Na trudną sytuację w szpitalach powiatowych zwrócił uwagę także z-ca dyrektora ds. lecznictwa Samodzielnego Publicznego Zakładu Opieki Zdrowotnej w Obornikach lek. med. Maciej Hess.
„W związku z tym, że jesteśmy jedynym w tej chwili szpitalem na terenie trzech powiatów, który funkcjonuje dla pacjentów niecovidowych, a co więcej, część naszych łóżek także zostało zabranych, przekształconych na oddział covidowy, który my także mamy w szpitalu – to sytuacja jest trudna” – ocenił.
Poinformował, że 30 łóżek internistycznych zostało 20 i tyle samo z30 łóżek chirurgicznych.
„Łóżek mamy mniej, a pacjentów już nie tylko z naszego powiatu, ale teraz także z powiatów szamotulskiego i czarnkowsko-trzcianeckiego” – dodał.
Hess zaznaczył, że oddziały w jego szpitalu są przepełnione i nie mogą przyjmować pacjentów.
„Co do oceny, czy pacjenci trafiają do nas w cięższym stanie niż w czasie sprzed pandemii – trudno jednoznacznie powiedzieć. Na pewno zauważamy trend, że pacjenci zasadniczo później trafiają do szpitala, bo tak naprawdę boją się przychodzić – z różnych względów – wiedząc, że możemy ich nie przyjąć, że mogą się zderzyć z wirusem.
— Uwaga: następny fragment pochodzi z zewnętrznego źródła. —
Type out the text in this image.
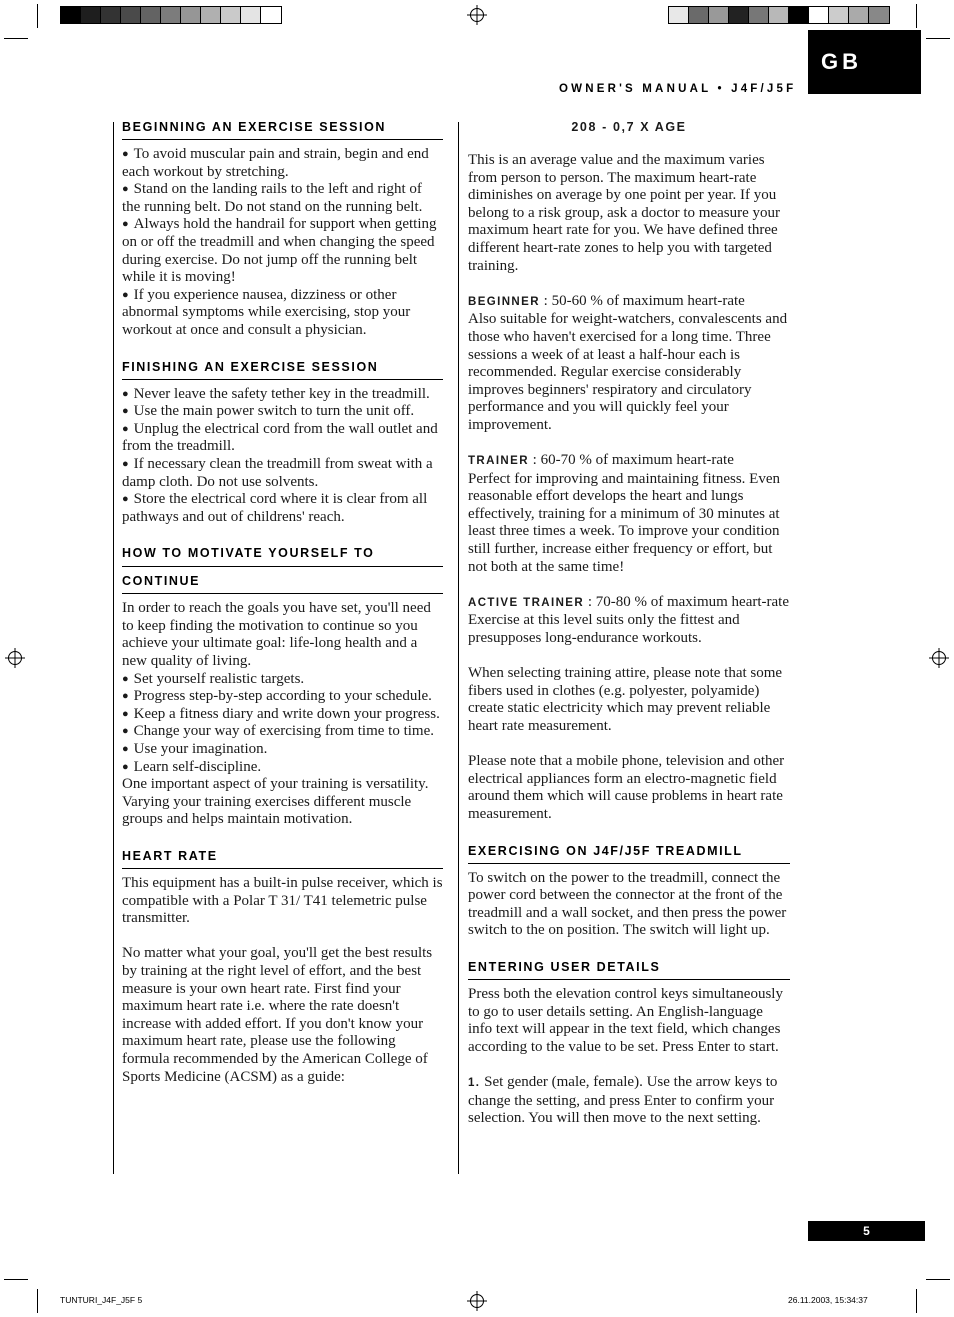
GB
OWNER'S MANUAL • J4F/J5F
BEGINNING AN EXERCISE SESSION

● To avoid muscular pain and strain, begin and end each workout by stretching.

● Stand on the landing rails to the left and right of the running belt. Do not stand on the running belt.

● Always hold the handrail for support when getting on or off the treadmill and when changing the speed during exercise. Do not jump off the running belt while it is moving!

● If you experience nausea, dizziness or other abnormal symptoms while exercising, stop your workout at once and consult a physician.

FINISHING AN EXERCISE SESSION

● Never leave the safety tether key in the treadmill.

● Use the main power switch to turn the unit off.

● Unplug the electrical cord from the wall outlet and from the treadmill.

● If necessary clean the treadmill from sweat with a damp cloth. Do not use solvents.

● Store the electrical cord where it is clear from all pathways and out of childrens' reach.

HOW TO MOTIVATE YOURSELF TO
CONTINUE

In order to reach the goals you have set, you'll need to keep finding the motivation to continue so you achieve your ultimate goal: life-long health and a new quality of living.

● Set yourself realistic targets.

● Progress step-by-step according to your schedule.

● Keep a fitness diary and write down your progress.

● Change your way of exercising from time to time.

● Use your imagination.

● Learn self-discipline.

One important aspect of your training is versatility. Varying your training exercises different muscle groups and helps maintain motivation.

HEART RATE

This equipment has a built-in pulse receiver, which is compatible with a Polar T 31/ T41 telemetric pulse transmitter.

No matter what your goal, you'll get the best results by training at the right level of effort, and the best measure is your own heart rate. First find your maximum heart rate i.e. where the rate doesn't increase with added effort. If you don't know your maximum heart rate, please use the following formula recommended by the American College of Sports Medicine (ACSM) as a guide:

208 - 0,7 X AGE

This is an average value and the maximum varies from person to person. The maximum heart-rate diminishes on average by one point per year. If you belong to a risk group, ask a doctor to measure your maximum heart rate for you. We have defined three different heart-rate zones to help you with targeted training.

BEGINNER : 50-60 % of maximum heart-rate

Also suitable for weight-watchers, convalescents and those who haven't exercised for a long time. Three sessions a week of at least a half-hour each is recommended. Regular exercise considerably improves beginners' respiratory and circulatory performance and you will quickly feel your improvement.

TRAINER : 60-70 % of maximum heart-rate

Perfect for improving and maintaining fitness. Even reasonable effort develops the heart and lungs effectively, training for a minimum of 30 minutes at least three times a week. To improve your condition still further, increase either frequency or effort, but not both at the same time!

ACTIVE TRAINER : 70-80 % of maximum heart-rate

Exercise at this level suits only the fittest and presupposes long-endurance workouts.

When selecting training attire, please note that some fibers used in clothes (e.g. polyester, polyamide) create static electricity which may prevent reliable heart rate measurement.

Please note that a mobile phone, television and other electrical appliances form an electro-magnetic field around them which will cause problems in heart rate measurement.

EXERCISING ON J4F/J5F TREADMILL

To switch on the power to the treadmill, connect the power cord between the connector at the front of the treadmill and a wall socket, and then press the power switch to the on position. The switch will light up.

ENTERING USER DETAILS

Press both the elevation control keys simultaneously to go to user details setting. An English-language info text will appear in the text field, which changes according to the value to be set. Press Enter to start.

1. Set gender (male, female). Use the arrow keys to change the setting, and press Enter to confirm your selection. You will then move to the next setting.

5
TUNTURI_J4F_J5F 5	26.11.2003, 15:34:37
Mieliśmy też już takie sytuacje, że na oddziałach niecovidowych pojawiały się ogniska koronawirusa, ponieważ np. pacjenci ukrywali swoje objawy” – mówił.
Hess zaznaczył, że problemem są również braki kadrowe, brak odpowiedniego wsparcia dla placówki, kiedy w związku decyzjami wojewody na szpital nakładane są dodatkowe zadania.
„Szamotuły miały szpitalny oddział ratunkowy, który został zamknięty dla covidu, w związku z tym wszystkie stany nagłe, które były opatrywane na SOR-ze trafią teraz do Obornik, a my tu mamy izbę Przyjęć – musieliśmy zatrudnić dodatkowego lekarza, który tutaj do południa nam pomaga, bo inaczej byśmy byli niewydolni” – powiedział.